Trazendo uma já mencionada perversão ao filme vista em outras produções do gênero, o filme se beneficia de uma classificação indicativa maior, com algumas cenas mais gráficas com efeitos práticos que devem agradar os fãs do gênero (até uma espécie de zumbi é jogado no meio), e é até perceptível uma certa diversão da produção em relação à estes momentos. Uma convenção do terror sempre utilizada – a punição – é abordada aqui também, no conceito do indivíduo que é punido por se atrever à mexer com forças das quais não deveria, como em uma cena onde um homem tem partes do corpo lentamente quebradas, e é aí que essa perversão, que começa e termina em si mesma, é questionada.

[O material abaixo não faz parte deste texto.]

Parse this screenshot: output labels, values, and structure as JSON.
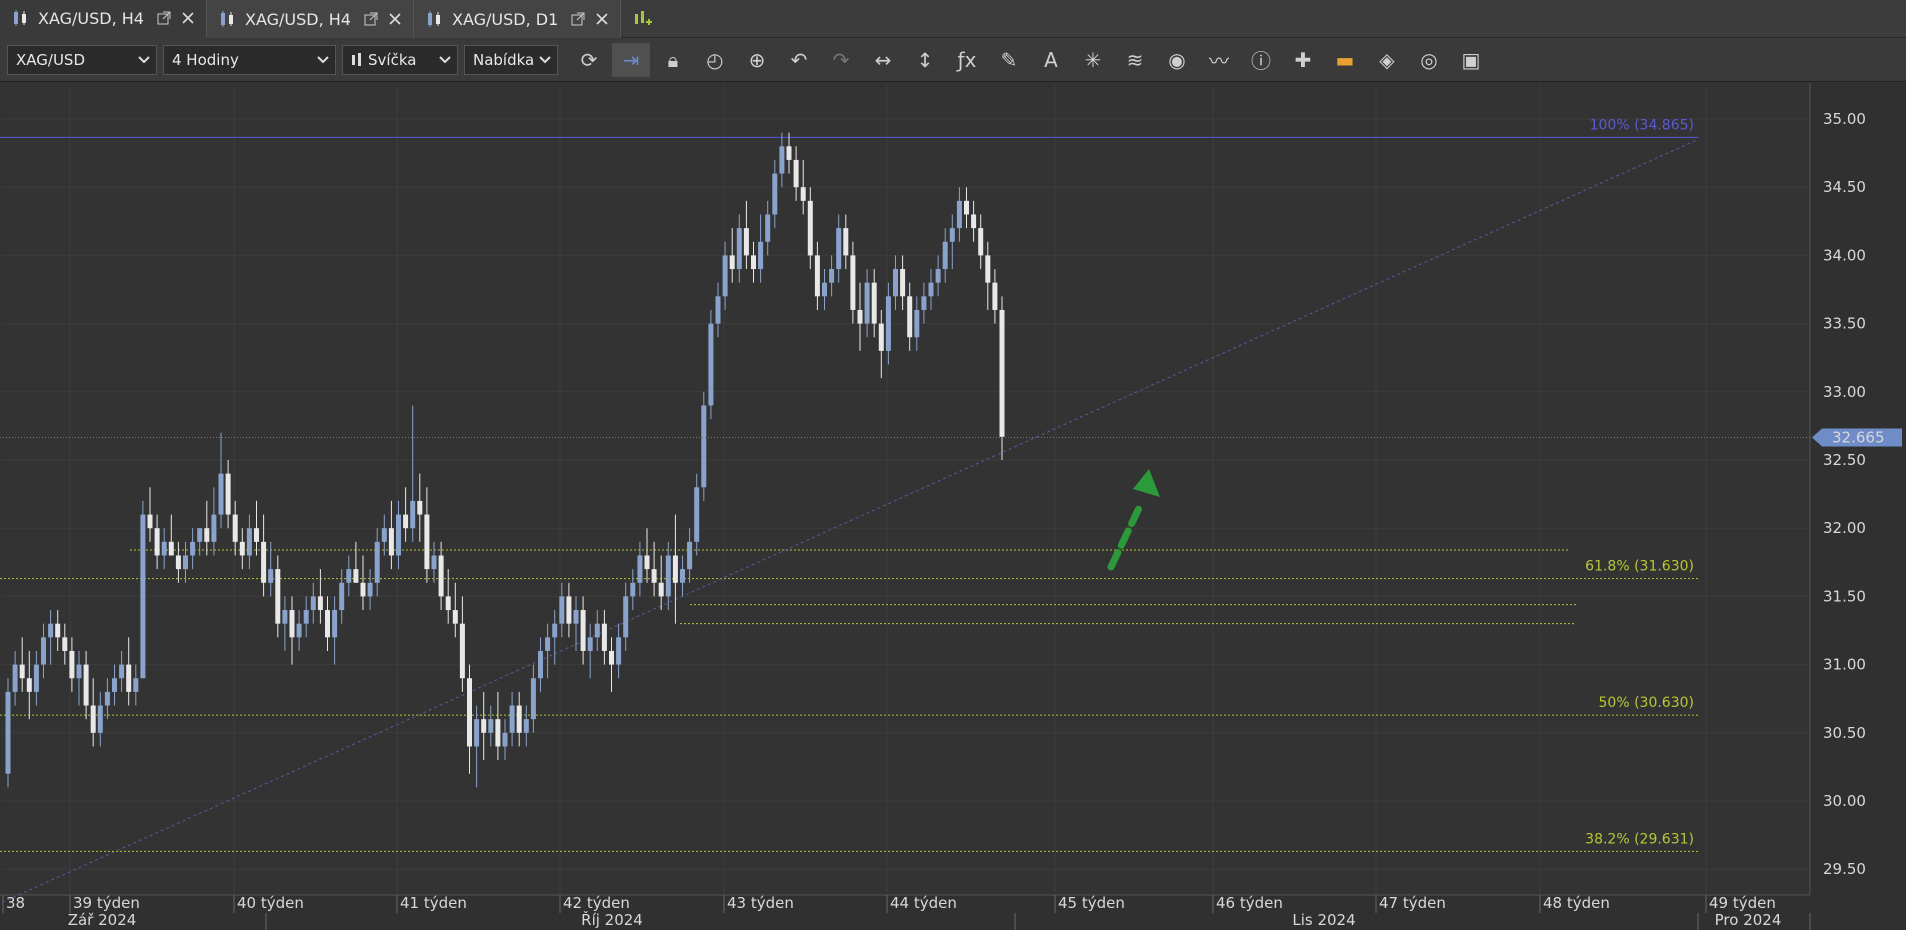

Era mesmo necessário? O prazer de alguns realizadores em torturar seus personagens pode ser justificado em algumas produções, quando se atribui caráter libertador, catártico. Aqui, tudo o que resta é o sadismo (o que não deixa de ser interessante). Tais convenções se misturam com preguiça aqui. Quando são utilizadas com “responsabilidade”, podem ser eficazes, quando não, soam apenas como clichés.
O elenco é competente. Ainda que a maior parte das órfãs estejam apenas no filme para “fazer número”, as talentosas Lulu Wilson (que roubava a cena em Ouija – A Origem do Mal) e Talitha Bateman conseguem convencer como as duas amigas inseparáveis, e são eficazes em extrair algum tipo de simpatia, assim como os pais de Anabelle vividos por Anthony LaPaglia e Miranda Otto (esta última com um dos papeis mais interessantes do filme, novamente nessa questão de punição e maternidade).
No mais, é respondida a dúvida sobre à que veio o diretor-aposta da Warner David F. Sandberg: realizar projetos de estúdio com este falso senso de autoria. Com seu próximo projeto sendo Shazam, também um filme de universo expandido (dessa vez da DC), resta torcer para o melhor.
Anabelle 2 – A Criação do Mal acaba representando o cinema atual de várias formas: seja no terror correto de estúdio, na natureza derivativa e até mesmo na necessidade de criar um universo maior. Se há algumas qualidades e o filme nunca falha em entreter, há também uma sensação inerente de familiaridade. Num universo lucrativo e sem nenhuma intenção de parar (há uma cena pós-créditos que indica outro spin-off), tudo que resta é a antecipação do próximo terror (dentro e fora das telas).